Thank you again for taking the time to chat and explain this stuff for me...

~Peace~


----------



## Ariel301 (Jan 9, 2010)

You can milk a Boer, but they won't produce like a dairy breed. I've never had one, but have been told they average about six pounds of milk a day...so that's a bit over half a gallon. Not bad, but nothing like the gallon a day that something like a LaMancha would give. Nubians are good milkers, depending on the bloodline.

Four teats is acceptable for a Boer, many of them are that way. It would make milking more difficult though, I would think. 

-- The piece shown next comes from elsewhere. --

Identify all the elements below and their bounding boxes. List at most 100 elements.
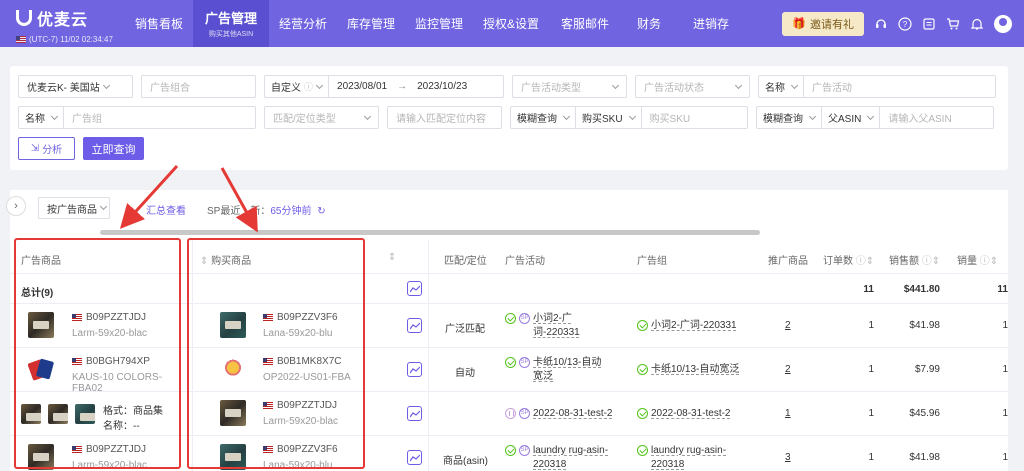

If she's a really heavy producer and only has one kid, it is probable that she makes more milk than the baby needs to drink. I know with ours, I can't imagine a single kid drinking a gallon a day! I have to milk our girls even when they are nursing. I'd milk yours once a day and keep the milk for yourself, she should still make enough to feed the kid. If she's not liking the milking stand, she will just have to get over it. Perhaps put her in it and let the baby stay near her head so she doesn't have to worry so much about it. 

It's normal for the kids to only nurse a few seconds at a time at very frequent intervals. That's what ours do.


----------



## Roll farms (Jan 9, 2010)

We milk our boer x dairy...I don't usually bother w/ the pure boer, they don't milk as much as the boer x do.
Also, they generally don't milk as long...it's like they *know* they don't have to pull a 10 month lactation (or longer) like dairy usually will.  They tend to start drying off sooner.
4 teats is usually only a problem if all 4 are functional...makes it a might hard to aim...but we do have some 4 teaters that I milk...


----------